Everywhere Gingrich was mobbed by media and idolatrous fans. He was as triumphant as Lenin and Marx in 1919. “It’s day one of a revolution,” Newt crowed as cameras flashed. “I’m drowning in attention. And I love it.”

“This is overwhelming,” Gingrich said in a victory speech to the House that was slightly shorter than a Castro harangue. “I’m overwhelmed by the historic moment.”

But Newt may be underwhelmed when the rite is repeated Jan. 7.

“It’s going to be stormy, rough and tough,” said Rep. Peter King, R-N.Y., a Gingrich supporter. Unlike the jubilee two years ago, when sullen Democrats grudgingly handed over the gavel, they’ll fight like wildcats to spoil Newt’s party. They hate Gingrich, detest what he did to Jim Wright, fume he’s too tainted to be speaker.

“He should resign,” said Rep. Martin Frost, D-Texas. “If not, he should be censured by the House.”

“How can we have a speaker, second in line to be president, who’s lied to Congress?” said Rep. David Bonior, D-Mich., who pursues Gingrich like a hound from hell.

They can’t block Gingrich’s re-election. With a 20-vote Republican edge, his juggernaut’s greased. And Gingrich beautifully choreographed his confession of guilt - sort of - when Congress was out and normal Americans were wrapping Christmas presents.

Sure, the ethics panel said Gingrich “did not reflect creditably on the House” when he fudged tax laws. And sure, the panel charged Newt gave it “inaccurate, incomplete and unreliable” information.

Does that legal mush mean Newt lied? Either way, his alibis, blaming it on accountants and lawyers, wouldn’t sway a steely-eyed IRS auditor.

In effect, Gingrich copped a plea, much as did Spiro Agnew when feds caught him red-handed.

Instead of the combative Newt, he was silkily contrite: “I was overconfident and in some ways naive. … I brought down on the people’s House a controversy which could weaken the faith people have in government.”

He had that right. Will Gingrich’s two-step dance work? Probably. The ethics panel must hustle to hit Newt with a reprimand (translation, a wrist slap.) Then the full House must agree before Newt takes his gavel. Watch Demos try to gangtackle that waltz.

Goodbye, civility.
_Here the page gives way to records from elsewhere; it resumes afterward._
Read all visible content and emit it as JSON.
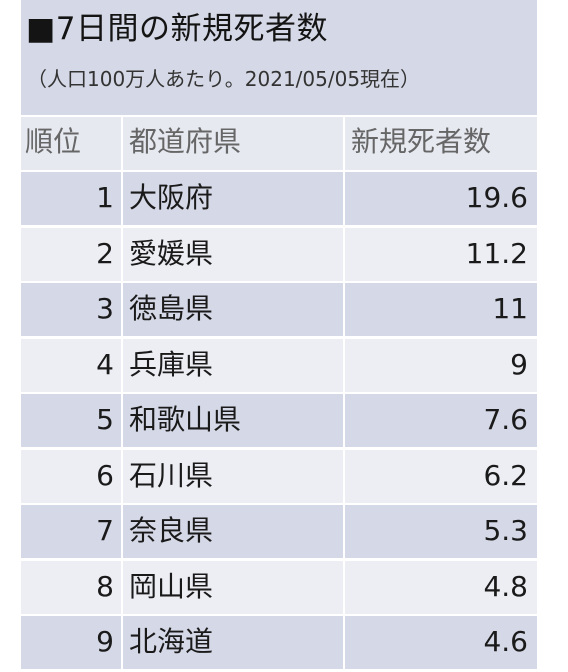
{
  "header": {
    "title": "■7日間の新規死者数",
    "subtitle": "（人口100万人あたり。2021/05/05現在）"
  },
  "table": {
    "columns": [
      "順位",
      "都道府県",
      "新規死者数"
    ],
    "rows": [
      {
        "rank": "1",
        "prefecture": "大阪府",
        "value": "19.6"
      },
      {
        "rank": "2",
        "prefecture": "愛媛県",
        "value": "11.2"
      },
      {
        "rank": "3",
        "prefecture": "徳島県",
        "value": "11"
      },
      {
        "rank": "4",
        "prefecture": "兵庫県",
        "value": "9"
      },
      {
        "rank": "5",
        "prefecture": "和歌山県",
        "value": "7.6"
      },
      {
        "rank": "6",
        "prefecture": "石川県",
        "value": "6.2"
      },
      {
        "rank": "7",
        "prefecture": "奈良県",
        "value": "5.3"
      },
      {
        "rank": "8",
        "prefecture": "岡山県",
        "value": "4.8"
      },
      {
        "rank": "9",
        "prefecture": "北海道",
        "value": "4.6"
      }
    ]
  },
  "colors": {
    "header_bg": "#d5d8e6",
    "band_row": "#d5d8e6",
    "light_row": "#edeef4"
  },
  "chart_data": {
    "type": "table",
    "title": "■7日間の新規死者数",
    "subtitle": "（人口100万人あたり。2021/05/05現在）",
    "columns": [
      "順位",
      "都道府県",
      "新規死者数"
    ],
    "categories": [
      "大阪府",
      "愛媛県",
      "徳島県",
      "兵庫県",
      "和歌山県",
      "石川県",
      "奈良県",
      "岡山県",
      "北海道"
    ],
    "values": [
      19.6,
      11.2,
      11,
      9,
      7.6,
      6.2,
      5.3,
      4.8,
      4.6
    ]
  }
}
The Jan. 7 rabbit-punching, groin-gouging and hell-raising will make any Andrew Golota fight seem genteel.

Before chasing Jim Wright into oblivion, Gingrich said, “A speaker must be held to a higher standard.” He’s junked that axiom. What’s baffling is why Gingrich, who writes the nation’s tax laws and is surrounded by lawyers, lurched into this jackpot.

I think Gingrich will survive. Folk beyond the Beltway already saw him as a blowhard. His Republican cadre will rally round. But Gingrich will be a crippled boss operating cautiously in the shadows.

Ironically, the man at the other end of the avenue is trapped in a similar fate. Like Newt, Bill Clinton’s joyous 1997 is turning into a sackful of ashes.

If only political junkies keep the Asian money guys straight - who knows John Huang from Charlie Trie? - there’s an aroma of sleaze over Clinton’s fund raising. Turning the Lincoln Bedroom into a Checkbook Motel was scandalous. Long after the inaugural bands’ tootling fades, Clinton faces trouble more serious than Newt’s.

Sure, they’re alike: Small-town overreachers who grabbed too hard to hang onto power.

Both may have pawned an irredeemable jewel - their moral authority.